Burne’s post follows an extensive forensic analysis in February 2015 in the BMJ (British Medical Journal), by British writer, freelance journalist Jonathan Gornall. Titled Sugar: spinning a web of influence, it reveals the “true nature of the relationship between industry and (UK) nutritional experts”.
Gornall’s analysis is UK-focused but globally relevant. The findings implicate international food and drinks manufacturers and the dietitians in their pay or thrall.
Gornall says that his investigation gives “a clue to why so many global companies with nutritionally contentious products feel the need to fund research”. And why they invite public health experts onto their advisory boards and into their boardrooms as consultants.
Stifling scientific debate
It also looks at why they have engaged in the UK with the government’s “responsibility deal”. That’s in two of the most recent annual submissions to the Securities and Exchange Commission in the US, Gornall writes.
But back to the HPSCA hearing against Noakes.
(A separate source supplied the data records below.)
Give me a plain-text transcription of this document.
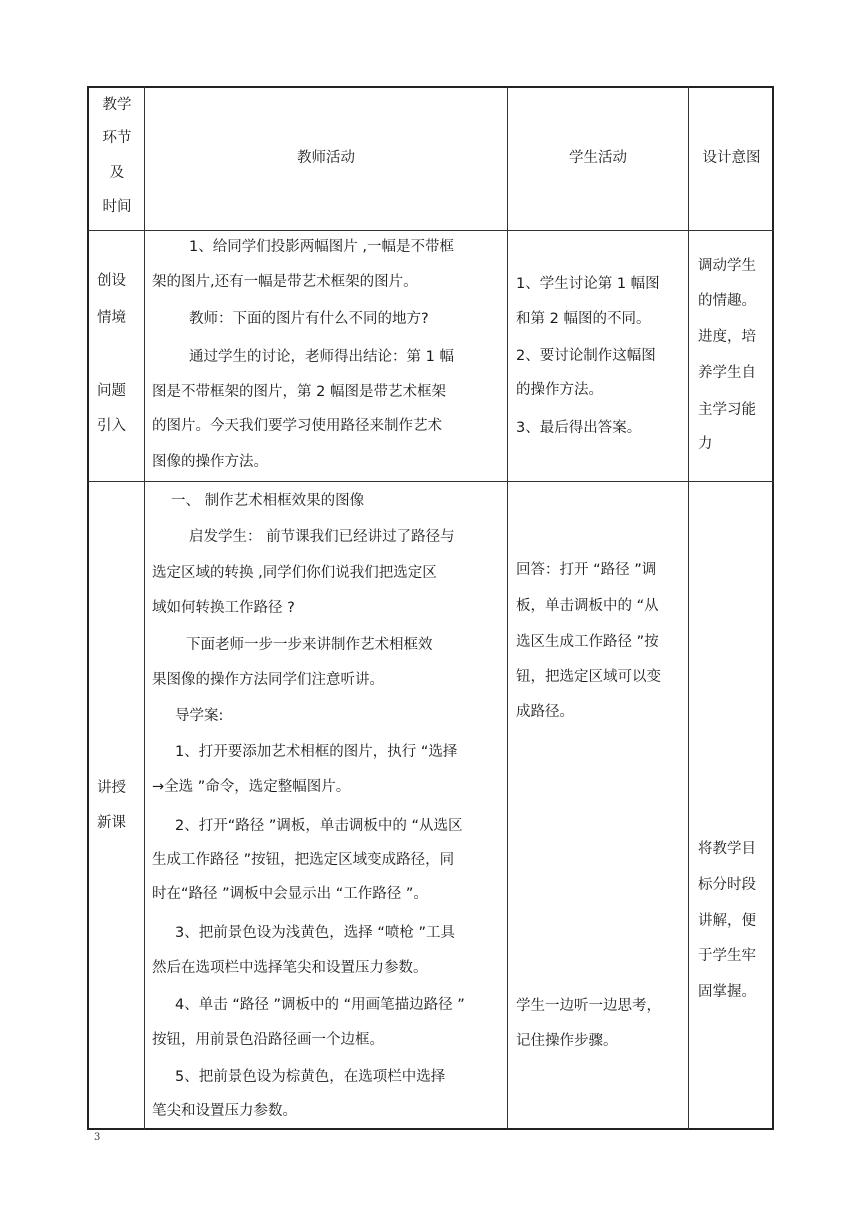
教学
环节
及
时间
教师活动	学生活动	设计意图
创设
情境
问题
引入
1、给同学们投影两幅图片 ,一幅是不带框
架的图片,还有一幅是带艺术框架的图片。
教师：下面的图片有什么不同的地方?
通过学生的讨论，老师得出结论：第 1 幅
图是不带框架的图片，第 2 幅图是带艺术框架
的图片。今天我们要学习使用路径来制作艺术
图像的操作方法。
1、学生讨论第 1 幅图
和第 2 幅图的不同。
2、要讨论制作这幅图
的操作方法。
3、最后得出答案。
调动学生
的情趣。
进度，培
养学生自
主学习能
力
讲授
新课
一、 制作艺术相框效果的图像
启发学生： 前节课我们已经讲过了路径与
选定区域的转换 ,同学们你们说我们把选定区
域如何转换工作路径 ?
下面老师一步一步来讲制作艺术相框效
果图像的操作方法同学们注意听讲。
导学案:
1、打开要添加艺术相框的图片，执行 “选择
→全选 ”命令，选定整幅图片。
2、打开“路径 ”调板，单击调板中的 “从选区
生成工作路径 ”按钮，把选定区域变成路径，同
时在“路径 ”调板中会显示出 “工作路径 ”。
3、把前景色设为浅黄色，选择 “喷枪 ”工具
然后在选项栏中选择笔尖和设置压力参数。
4、单击 “路径 ”调板中的 “用画笔描边路径 ”
按钮，用前景色沿路径画一个边框。
5、把前景色设为棕黄色，在选项栏中选择
笔尖和设置压力参数。
回答：打开 “路径 ”调
板，单击调板中的 “从
选区生成工作路径 ”按
钮，把选定区域可以变
成路径。
学生一边听一边思考，
记住操作步骤。
将教学目
标分时段
讲解，便
于学生牢
固掌握。
3
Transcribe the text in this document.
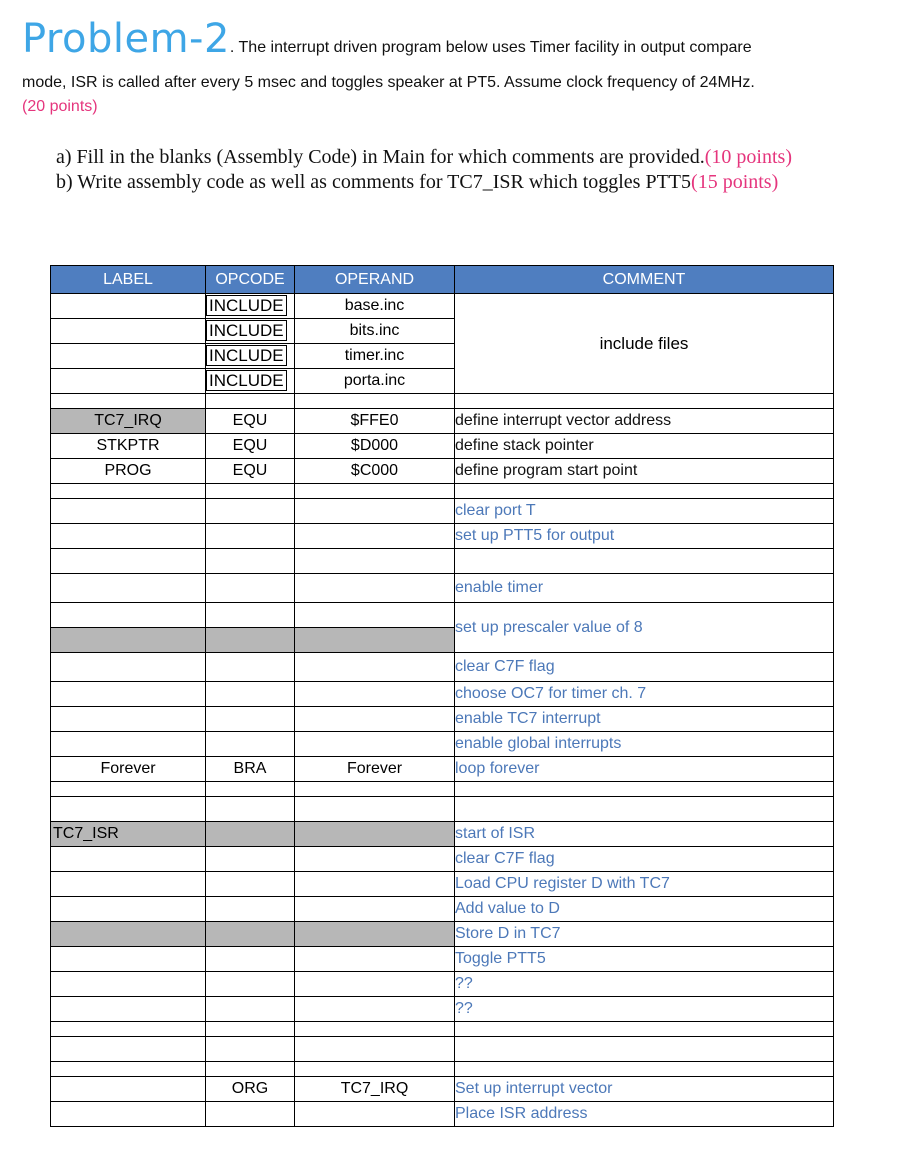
Problem-2. The interrupt driven program below uses Timer facility in output compare
mode, ISR is called after every 5 msec and toggles speaker at PT5. Assume clock frequency of 24MHz.
(20 points)
a) Fill in the blanks (Assembly Code) in Main for which comments are provided.(10 points)
b) Write assembly code as well as comments for TC7_ISR which toggles PTT5(15 points)
LABEL	OPCODE	OPERAND	COMMENT
	INCLUDE	base.inc	include files
	INCLUDE	bits.inc	
	INCLUDE	timer.inc	
	INCLUDE	porta.inc	

TC7_IRQ	EQU	$FFE0	define interrupt vector address
STKPTR	EQU	$D000	define stack pointer
PROG	EQU	$C000	define program start point

			clear port T
			set up PTT5 for output

			enable timer
			set up prescaler value of 8

			clear C7F flag
			choose OC7 for timer ch. 7
			enable TC7 interrupt
			enable global interrupts
Forever	BRA	Forever	loop forever

TC7_ISR			start of ISR
			clear C7F flag
			Load CPU register D with TC7
			Add value to D
			Store D in TC7
			Toggle PTT5
			??
			??

	ORG	TC7_IRQ	Set up interrupt vector
			Place ISR address
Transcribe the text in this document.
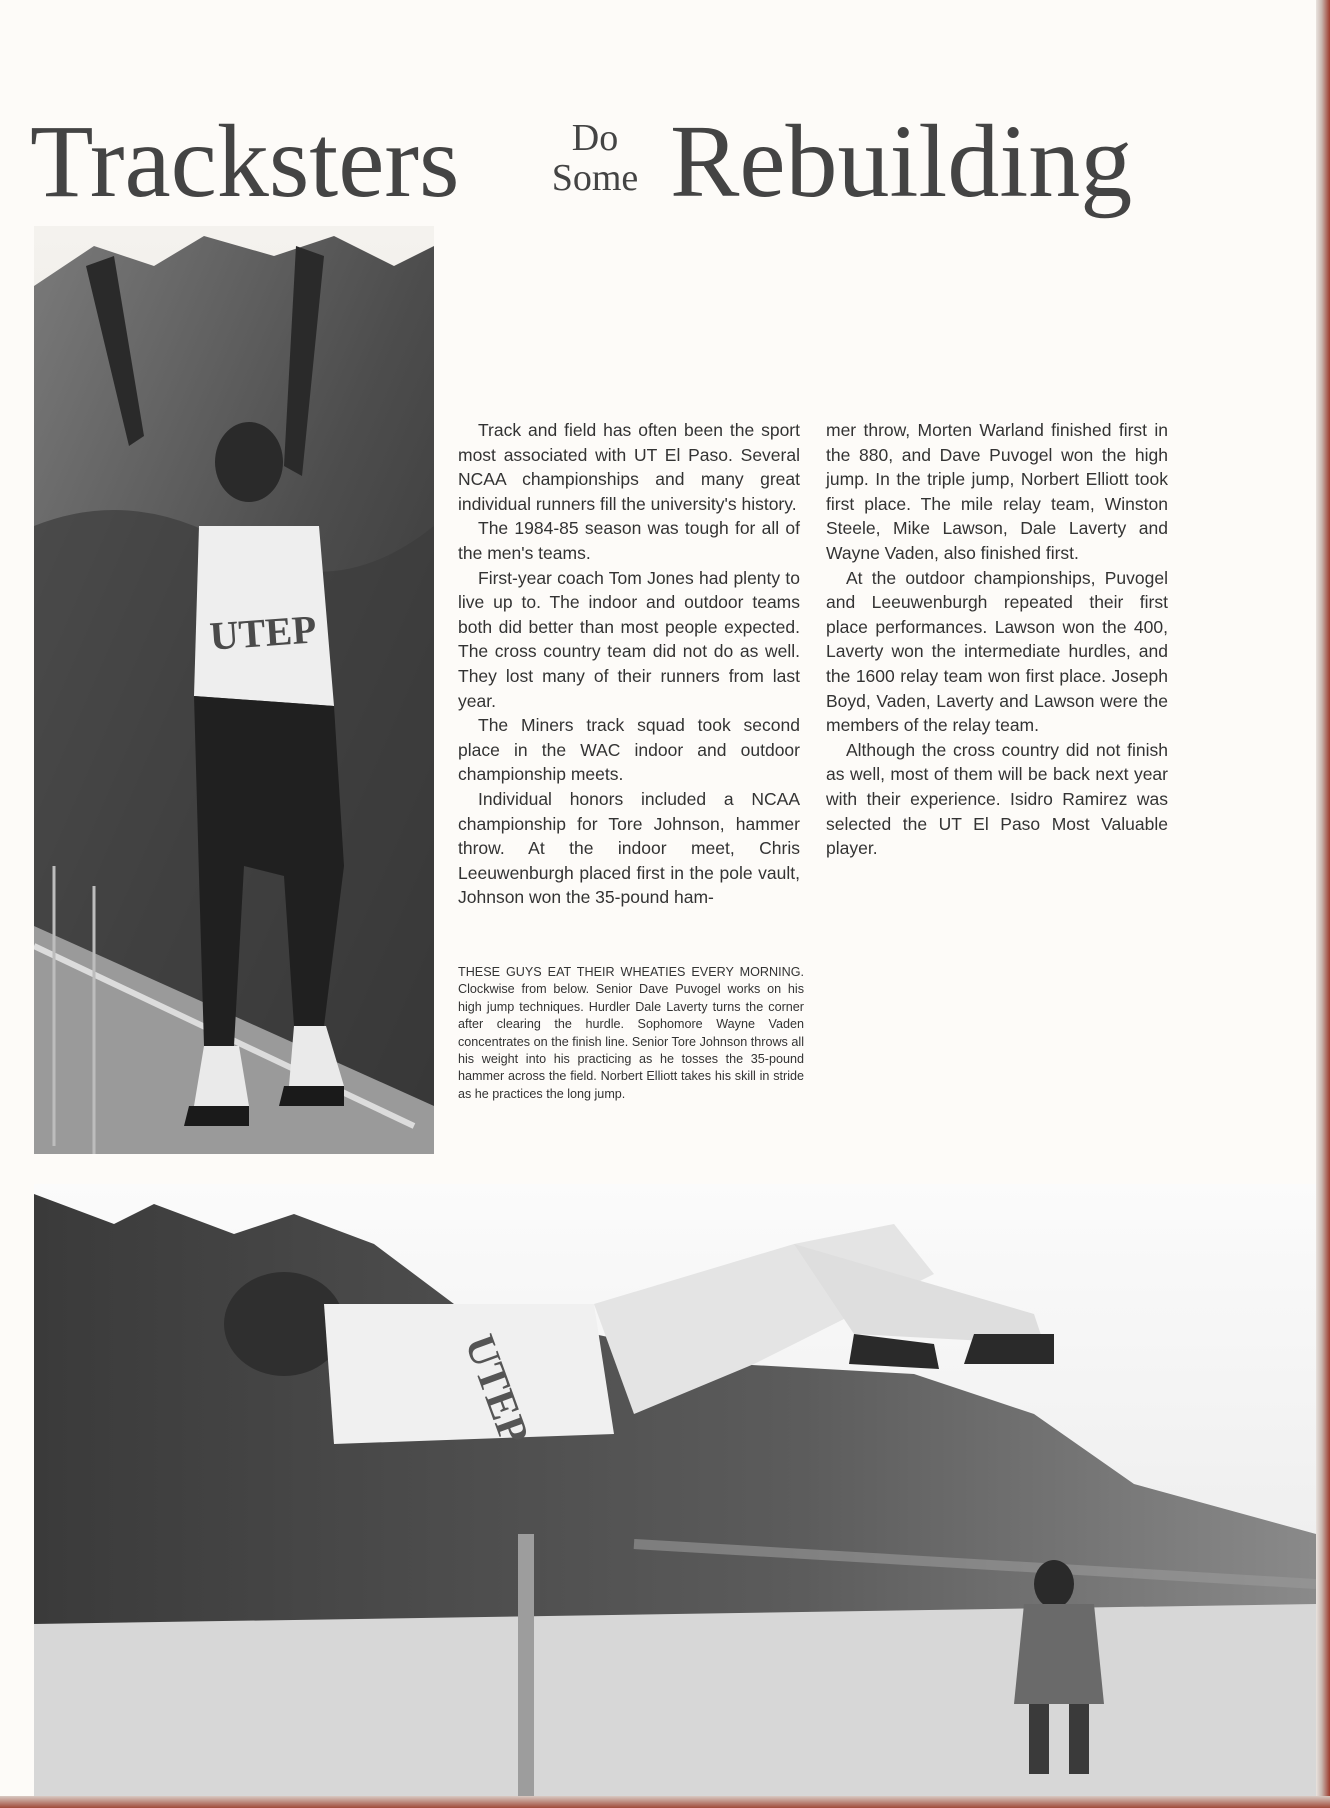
Tracksters	Do
Some Rebuilding
UTEP

Track and field has often been the sport most associated with UT El Paso. Several NCAA championships and many great individual runners fill the university's history.

The 1984-85 season was tough for all of the men's teams.

First-year coach Tom Jones had plenty to live up to. The indoor and outdoor teams both did better than most people expected. The cross country team did not do as well. They lost many of their runners from last year.

The Miners track squad took second place in the WAC indoor and outdoor championship meets.

Individual honors included a NCAA championship for Tore Johnson, hammer throw. At the indoor meet, Chris Leeuwenburgh placed first in the pole vault, Johnson won the 35-pound ham-

mer throw, Morten Warland finished first in the 880, and Dave Puvogel won the high jump. In the triple jump, Norbert Elliott took first place. The mile relay team, Winston Steele, Mike Lawson, Dale Laverty and Wayne Vaden, also finished first.

At the outdoor championships, Puvogel and Leeuwenburgh repeated their first place performances. Lawson won the 400, Laverty won the intermediate hurdles, and the 1600 relay team won first place. Joseph Boyd, Vaden, Laverty and Lawson were the members of the relay team.

Although the cross country did not finish as well, most of them will be back next year with their experience. Isidro Ramirez was selected the UT El Paso Most Valuable player.

THESE GUYS EAT THEIR WHEATIES EVERY MORNING. Clockwise from below. Senior Dave Puvogel works on his high jump techniques. Hurdler Dale Laverty turns the corner after clearing the hurdle. Sophomore Wayne Vaden concentrates on the finish line. Senior Tore Johnson throws all his weight into his practicing as he tosses the 35-pound hammer across the field. Norbert Elliott takes his skill in stride as he practices the long jump.
UTEP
Sidley says that it will likely “stifle scientific debate and narrow the space within which scientific argument can occur”. If the HPCSA does Strydom’s bidding, it will go down “a very dangerous road, and set a very dangerous precedent”.
Sidley thinks that the case itself “holds out dangers for the public in the use of new technology”.
Noakes is characteristically bullish. In an interview with EWN’s Stephen Grootes, he said that Strydom’s action was“possibly the best thing that’s ever happened to medicine in the past 10 or 20 years”.
He says that the HPCSA will have to investigate not just him, but “what dietitians are teaching the South African public about nutrition”. And the scientific basis dietitians’ education– or lack thereof.
It will also have to rule on the science around porridge as a first food for infants. That’s if it manages to prove that suggesting meat and veg for infants constitutes “unconventional advice” and “unprofessional conduct”.
South African-born US paediatric, adolescent and adult bariatric and transplant surgeon Dr Robert Cywes is an LCHF specialist who has treated carbohydrate addiction for over 15 years. He has operated on about 6000 people. In patients before and after surgery, he has had more than 800 000 encounters with fat people.
Learning from the past
“You’d be an idiot if you don’t learn from that,” Cywes says.
In an email, Cywes says that the HPCSA faces “an opportunity for scientific truth rather than a challenge to Noakes’ integrity. He has the humility and the science to be very persuasive.”
In the end, Sidley says that Strydom’s action presents the HPCSA with an unenviable task. It will have to navigate a “whole new world of medicine, including diagnosis, intervention and delivery of information that is changing electronically”.
Doctors already charge for telephone consultations with patients, and increasingly use digital media.
There is an “enormous amount of activity going on electronically on Twitter and other social networks”, she says. Doctors, dietitians, nutrition specialists and therapists continually give opinion, information and advice. Quite when that free flow of information becomes “consultation”, diagnosis and treatment between doctor and patient and enters dangerous ethical waters is not clear.